OFAC administers and enforces economic and trade sanctions based on U.S. foreign policy and national security goals.  The sanctions target foreign countries and regimes, terrorists, international narcotics traffickers, and those organizations, entities, and individuals engaged in activities that are considered threats to the national security, foreign policy or the economy of the United States. Economic sanctions are designed to deprive the target of the use of its assets and to deny it access to the U.S. financial system and the benefits of trade, transactions, and services in the U.S. markets. OFAC acts under Presidential national emergency powers, as well as specific legislation, to prohibit transactions and block (or ‘‘freeze’’) assets subject to U.S. jurisdiction. OFAC is responsible for civil investigation and enforcement of economic sanctions violations committed by Subject Persons, as defined in the Guidelines. Where appropriate, OFAC may coordinate its investigative and enforcement activities with federal, state, local and/or foreign regulators and/or law enforcement agencies. Active enforcement of these programs is a crucial element in preserving and advancing the national security, foreign policy and economic objectives that underlie these initiatives. Penalties, both civil and criminal, serve as a deterrent to conduct that undermines or prevents these sanctions programs from achieving their various goals.

The economic sanctions enforced by OFAC target transactions with any of the countries, organizations, entities and individuals that are governed by OFAC.  The economic sanctions include civil and criminal penalties.  Therefore, before entering into any international business transaction, it is important to verify that the parties to the transaction are not targets of OFAC's economic sanctions programs.

Flagrancy of Apparent Violations

While deciding the basic penalty amount to be levied for a violation, the OFAC considers two main criteria. The first being the “Egregiousness” of the apparent violations which is again based on the first four general factors listed in the Enforcement Guidelines with emphasis on the first two.

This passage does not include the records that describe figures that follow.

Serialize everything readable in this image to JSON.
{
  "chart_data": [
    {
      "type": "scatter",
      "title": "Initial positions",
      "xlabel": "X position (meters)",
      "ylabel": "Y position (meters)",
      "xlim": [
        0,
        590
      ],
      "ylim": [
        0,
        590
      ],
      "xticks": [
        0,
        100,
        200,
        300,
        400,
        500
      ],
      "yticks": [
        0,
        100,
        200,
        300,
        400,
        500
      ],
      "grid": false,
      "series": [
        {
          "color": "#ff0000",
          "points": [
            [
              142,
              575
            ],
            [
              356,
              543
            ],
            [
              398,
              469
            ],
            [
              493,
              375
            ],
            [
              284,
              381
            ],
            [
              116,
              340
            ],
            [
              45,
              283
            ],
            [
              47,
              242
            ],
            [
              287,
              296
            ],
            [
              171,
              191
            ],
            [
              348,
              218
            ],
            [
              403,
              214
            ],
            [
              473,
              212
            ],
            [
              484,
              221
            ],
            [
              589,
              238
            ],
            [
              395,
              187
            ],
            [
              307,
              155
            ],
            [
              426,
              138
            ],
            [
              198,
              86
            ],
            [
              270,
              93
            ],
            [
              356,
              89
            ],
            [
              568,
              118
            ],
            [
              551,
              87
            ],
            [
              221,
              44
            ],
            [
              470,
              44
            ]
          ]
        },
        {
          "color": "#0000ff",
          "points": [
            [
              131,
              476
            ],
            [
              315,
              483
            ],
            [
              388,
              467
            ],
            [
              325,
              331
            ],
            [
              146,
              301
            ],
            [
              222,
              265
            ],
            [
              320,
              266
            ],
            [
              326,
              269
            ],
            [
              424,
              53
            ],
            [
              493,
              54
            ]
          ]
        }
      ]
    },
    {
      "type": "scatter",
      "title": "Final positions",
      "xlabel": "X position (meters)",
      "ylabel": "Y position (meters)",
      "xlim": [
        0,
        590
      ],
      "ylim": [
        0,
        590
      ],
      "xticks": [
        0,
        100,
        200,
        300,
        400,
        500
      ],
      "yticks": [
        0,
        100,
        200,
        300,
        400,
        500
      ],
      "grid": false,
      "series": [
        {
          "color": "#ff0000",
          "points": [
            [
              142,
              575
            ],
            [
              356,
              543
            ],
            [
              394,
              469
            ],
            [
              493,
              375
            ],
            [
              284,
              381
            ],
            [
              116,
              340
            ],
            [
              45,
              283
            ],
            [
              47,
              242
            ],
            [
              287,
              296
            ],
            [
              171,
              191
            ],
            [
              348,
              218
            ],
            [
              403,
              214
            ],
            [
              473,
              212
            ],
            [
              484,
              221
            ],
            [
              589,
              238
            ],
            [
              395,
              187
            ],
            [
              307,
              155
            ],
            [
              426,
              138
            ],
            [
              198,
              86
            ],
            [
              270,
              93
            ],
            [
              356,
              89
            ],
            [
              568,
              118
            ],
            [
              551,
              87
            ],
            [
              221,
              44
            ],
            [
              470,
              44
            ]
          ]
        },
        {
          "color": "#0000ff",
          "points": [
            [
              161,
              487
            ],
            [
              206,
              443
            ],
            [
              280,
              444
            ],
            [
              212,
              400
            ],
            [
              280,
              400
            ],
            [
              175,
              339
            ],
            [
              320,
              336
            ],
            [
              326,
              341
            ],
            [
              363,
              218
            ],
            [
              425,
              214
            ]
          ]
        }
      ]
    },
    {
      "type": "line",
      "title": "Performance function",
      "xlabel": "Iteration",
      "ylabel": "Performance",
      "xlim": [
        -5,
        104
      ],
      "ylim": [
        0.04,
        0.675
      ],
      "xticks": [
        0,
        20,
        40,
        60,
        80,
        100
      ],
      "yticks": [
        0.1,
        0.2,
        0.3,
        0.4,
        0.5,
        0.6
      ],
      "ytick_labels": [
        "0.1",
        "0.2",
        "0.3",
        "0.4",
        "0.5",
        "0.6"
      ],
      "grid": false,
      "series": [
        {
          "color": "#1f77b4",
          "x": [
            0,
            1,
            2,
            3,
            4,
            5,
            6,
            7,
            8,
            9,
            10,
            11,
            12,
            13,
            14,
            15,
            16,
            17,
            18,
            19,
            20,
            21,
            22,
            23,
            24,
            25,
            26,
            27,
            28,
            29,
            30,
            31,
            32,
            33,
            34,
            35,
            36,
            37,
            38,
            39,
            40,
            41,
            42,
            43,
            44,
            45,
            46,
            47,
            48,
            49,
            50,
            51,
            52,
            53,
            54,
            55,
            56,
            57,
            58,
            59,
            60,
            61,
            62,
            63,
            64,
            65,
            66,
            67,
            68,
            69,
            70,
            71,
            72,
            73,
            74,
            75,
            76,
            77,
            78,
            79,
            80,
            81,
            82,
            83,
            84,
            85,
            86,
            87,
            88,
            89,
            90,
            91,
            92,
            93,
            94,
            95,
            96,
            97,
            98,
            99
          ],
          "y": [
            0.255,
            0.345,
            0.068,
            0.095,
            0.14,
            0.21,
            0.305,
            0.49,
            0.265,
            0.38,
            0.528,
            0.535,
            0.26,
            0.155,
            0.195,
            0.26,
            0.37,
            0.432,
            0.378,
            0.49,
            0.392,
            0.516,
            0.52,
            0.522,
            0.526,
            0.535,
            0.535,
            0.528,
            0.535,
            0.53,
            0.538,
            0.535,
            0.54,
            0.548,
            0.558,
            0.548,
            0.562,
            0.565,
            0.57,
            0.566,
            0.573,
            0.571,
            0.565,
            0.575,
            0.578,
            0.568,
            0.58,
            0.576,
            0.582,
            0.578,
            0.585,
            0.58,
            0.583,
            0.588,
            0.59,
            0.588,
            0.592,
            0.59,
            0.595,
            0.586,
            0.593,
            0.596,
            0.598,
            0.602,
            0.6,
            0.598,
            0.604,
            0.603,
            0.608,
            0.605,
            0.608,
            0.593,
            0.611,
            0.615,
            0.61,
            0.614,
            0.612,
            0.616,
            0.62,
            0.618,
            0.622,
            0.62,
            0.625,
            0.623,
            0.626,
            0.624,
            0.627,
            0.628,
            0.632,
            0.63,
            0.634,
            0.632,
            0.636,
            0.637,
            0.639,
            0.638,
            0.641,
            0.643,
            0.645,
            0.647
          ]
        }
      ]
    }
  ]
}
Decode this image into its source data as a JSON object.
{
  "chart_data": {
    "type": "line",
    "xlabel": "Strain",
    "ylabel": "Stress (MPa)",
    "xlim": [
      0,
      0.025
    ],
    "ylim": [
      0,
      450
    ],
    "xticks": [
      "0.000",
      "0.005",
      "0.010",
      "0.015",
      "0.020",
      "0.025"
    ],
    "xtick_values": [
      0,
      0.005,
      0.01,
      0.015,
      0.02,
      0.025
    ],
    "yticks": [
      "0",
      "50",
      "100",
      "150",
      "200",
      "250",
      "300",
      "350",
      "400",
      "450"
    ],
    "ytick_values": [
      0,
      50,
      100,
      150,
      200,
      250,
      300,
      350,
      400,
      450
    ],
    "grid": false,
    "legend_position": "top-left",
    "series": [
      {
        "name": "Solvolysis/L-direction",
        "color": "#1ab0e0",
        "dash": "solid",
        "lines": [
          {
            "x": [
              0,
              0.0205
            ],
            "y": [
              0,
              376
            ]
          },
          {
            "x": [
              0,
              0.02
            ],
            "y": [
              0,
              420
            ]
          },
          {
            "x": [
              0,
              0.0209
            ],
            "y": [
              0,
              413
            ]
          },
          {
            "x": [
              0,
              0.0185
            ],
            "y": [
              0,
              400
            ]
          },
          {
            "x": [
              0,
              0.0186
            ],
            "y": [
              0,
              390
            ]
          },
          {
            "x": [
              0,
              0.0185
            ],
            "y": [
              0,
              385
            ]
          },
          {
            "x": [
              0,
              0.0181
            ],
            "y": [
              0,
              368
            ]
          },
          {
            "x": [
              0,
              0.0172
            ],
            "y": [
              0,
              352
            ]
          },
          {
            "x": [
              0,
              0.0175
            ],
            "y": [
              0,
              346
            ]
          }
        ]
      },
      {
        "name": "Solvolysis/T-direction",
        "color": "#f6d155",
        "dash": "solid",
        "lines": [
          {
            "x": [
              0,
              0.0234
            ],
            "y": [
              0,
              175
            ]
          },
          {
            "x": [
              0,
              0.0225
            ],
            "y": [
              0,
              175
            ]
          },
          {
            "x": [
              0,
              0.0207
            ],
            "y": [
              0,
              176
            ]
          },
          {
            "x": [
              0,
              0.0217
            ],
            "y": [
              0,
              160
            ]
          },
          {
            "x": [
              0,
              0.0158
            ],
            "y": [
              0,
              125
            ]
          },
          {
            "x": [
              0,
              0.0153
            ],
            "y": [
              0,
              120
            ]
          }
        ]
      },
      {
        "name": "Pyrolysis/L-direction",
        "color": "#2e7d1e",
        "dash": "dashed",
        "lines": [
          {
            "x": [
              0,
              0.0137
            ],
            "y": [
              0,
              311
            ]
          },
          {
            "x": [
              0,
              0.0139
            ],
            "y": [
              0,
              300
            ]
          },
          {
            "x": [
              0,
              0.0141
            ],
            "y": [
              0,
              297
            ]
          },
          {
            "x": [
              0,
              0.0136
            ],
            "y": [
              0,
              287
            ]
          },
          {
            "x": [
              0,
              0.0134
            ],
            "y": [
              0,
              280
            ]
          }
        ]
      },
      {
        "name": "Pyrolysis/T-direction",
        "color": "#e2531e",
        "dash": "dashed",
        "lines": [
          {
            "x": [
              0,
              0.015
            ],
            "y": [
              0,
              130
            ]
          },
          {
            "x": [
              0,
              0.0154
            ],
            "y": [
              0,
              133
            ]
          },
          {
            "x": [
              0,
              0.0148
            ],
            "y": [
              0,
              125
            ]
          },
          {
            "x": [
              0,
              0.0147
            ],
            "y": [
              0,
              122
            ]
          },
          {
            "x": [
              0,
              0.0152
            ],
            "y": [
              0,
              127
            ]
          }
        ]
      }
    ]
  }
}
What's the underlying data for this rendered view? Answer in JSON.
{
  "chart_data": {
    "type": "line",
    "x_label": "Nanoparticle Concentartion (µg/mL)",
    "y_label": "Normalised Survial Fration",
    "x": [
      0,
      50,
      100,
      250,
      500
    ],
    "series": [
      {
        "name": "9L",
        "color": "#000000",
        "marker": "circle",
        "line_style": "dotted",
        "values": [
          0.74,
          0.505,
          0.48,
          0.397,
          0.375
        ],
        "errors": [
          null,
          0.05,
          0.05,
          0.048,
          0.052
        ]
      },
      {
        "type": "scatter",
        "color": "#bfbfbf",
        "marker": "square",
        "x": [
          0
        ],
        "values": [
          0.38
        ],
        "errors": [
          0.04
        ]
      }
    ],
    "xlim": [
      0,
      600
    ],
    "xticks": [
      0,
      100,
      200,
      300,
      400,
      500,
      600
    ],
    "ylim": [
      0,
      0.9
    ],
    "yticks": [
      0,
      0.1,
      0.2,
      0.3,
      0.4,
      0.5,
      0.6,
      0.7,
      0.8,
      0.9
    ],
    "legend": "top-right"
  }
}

The first four factors for determining the egregiousness of a case as per the Enforcement Guidelines are listed as under:


1.       Willful or Reckless Violation of Law

               → This deals with the indulgence in the act of Willfulness, Recklessness, Concealment,

                    Patten of Misconduct, Prior Notice and Management Involvement

2.       Awareness of Conduct at Issues

               → This factor elaborates on such issues as Actual Knowledge, Reason to Know and

                    Management Involvement.

3.       Harm to Sanctions Program Objectives

               → Discusses Economic or Other Benefit to the Sanctioned Individual, Entity, or Country ,

                    Implications for US policy, Implications for US policy, License Eligibility and Humanitarian


4.       Individual Characteristics

               → Concerned with Commercial Sophistication , Size of Operations and Financial Conditions,

                    Volume of Transactions, Sanctions Violation History

The second criteria used in the Enforcement Guidelines to determine the base civil penalty amount is the submission of a Voluntary Self-Disclosure (VSD) by the party involved prior to the time that OFAC, or any other federal, state or local government agency or official, discovers the apparent violation or another substantial similar apparent violation.